Les manquements reprochés à la banque concernent des obligations devant être accomplies au moment de la souscription du crédit. Ainsi, en l’absence d’élément sur un éventuel report du point de départ de la prescription, il convient de fixer le point de départ du délai de prescription au 12 septembre 2012, date de la signature du contrat, si bien que la demande de déchéance du droit aux intérêts formulée pour la première fois à l’audience du 3 octobre 2024 dans les conclusions soutenues oralement par les demandeurs, est irrecevable.
III. Sur les dépens, les frais irrépétibles et l’exécution provisoire
M. [W] [O] et Mme [N] [O], partie perdante, supporteront les dépens d’instance en application de l’article 696 du code de procédure civile.

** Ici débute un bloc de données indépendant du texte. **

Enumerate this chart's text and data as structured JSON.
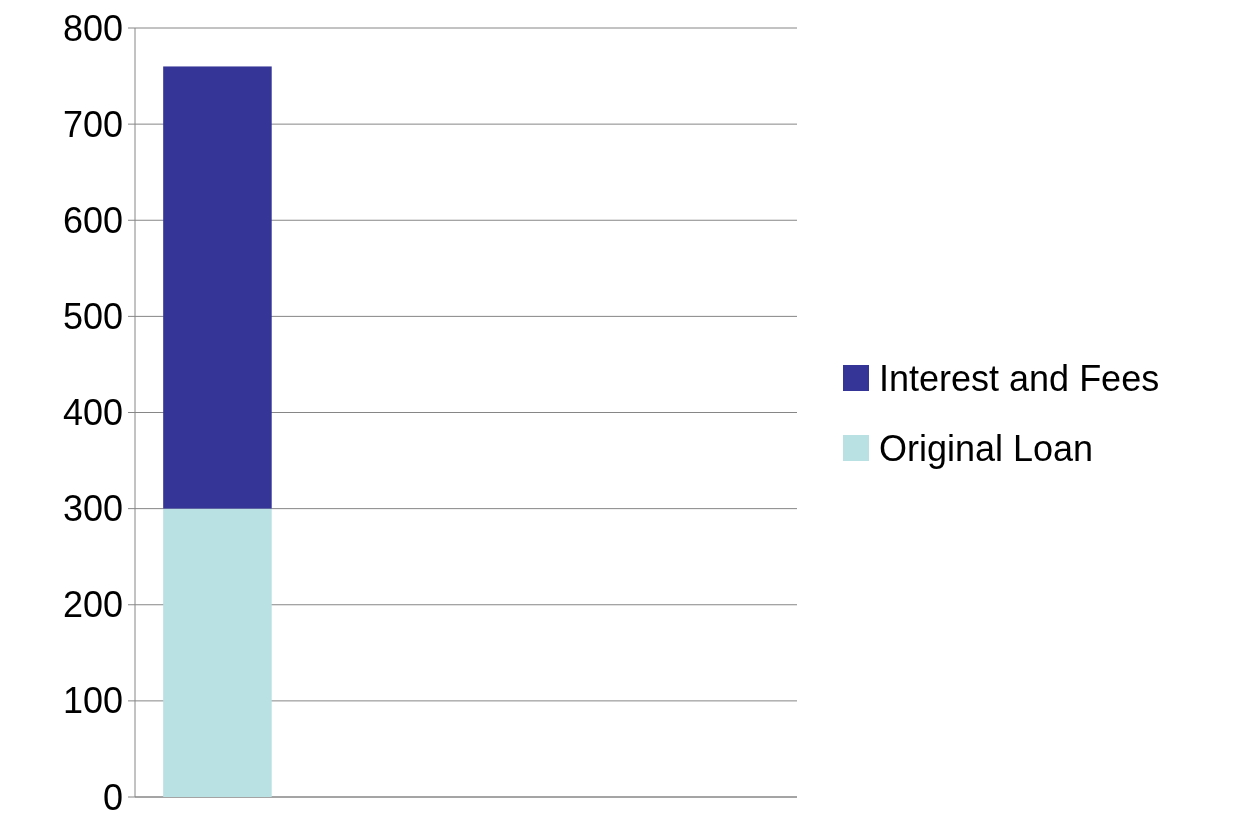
{
  "chart_data": {
    "type": "bar",
    "stacked": true,
    "categories": [
      null,
      null,
      null,
      null
    ],
    "series": [
      {
        "name": "Original Loan",
        "color": "#b9e0e3",
        "values": [
          300,
          null,
          null,
          null
        ]
      },
      {
        "name": "Interest and Fees",
        "color": "#353598",
        "values": [
          460,
          null,
          null,
          null
        ]
      }
    ],
    "ylim": [
      0,
      800
    ],
    "yticks": [
      0,
      100,
      200,
      300,
      400,
      500,
      600,
      700,
      800
    ],
    "grid": "y",
    "legend": "right"
  }
}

L’équité justifie par ailleurs de condamner, M. [W] [O] et Mme [N] [O] à payer à la société BNP PARIBAS PERSONAL FINANCE la somme de 1 000 euros au titre de l’article 700 du code de procédure civile.
La présente décision est exécutoire à titre provisoire, conformément à l’article 514 du code de procédure civile.
PAR CES MOTIFS,
Le juge des contentieux de la protection statuant publiquement, par jugement mis à disposition au greffe, contradictoire et en premier ressort,
DECLARE irrecevable comme prescrite l’action en responsabilité formée par M. [W] [O] et Mme [N] [O] à l’encontre de la société BNP PARIBAS PERSONAL FINANCE,
DECLARE irrecevable comme prescrite la demande formée par M. [W] [O] et Mme [N] [O] de déchéance du droit aux intérêts contractuels de la société BNP PARIBAS PERSONAL FINANCE,
CONDAMNE, in solidum, M. [W] [O] et Mme [N] [O] à payer à la société BNP PARIBAS PERSONAL FINANCE la somme de 1 000 euros sur le fondement de l’article 700 du code de procédure civile,
REJETTE toutes les autres demandes,
CONDAMNE, in solidum, M. [W] [O] et Mme [N] [O] aux dépens,
RAPPELLE que l’exécution provisoire est de droit.
Ainsi jugé et prononcé par mise à disposition les jour, mois et an susdits par la Présidente et le Greffier susnommés.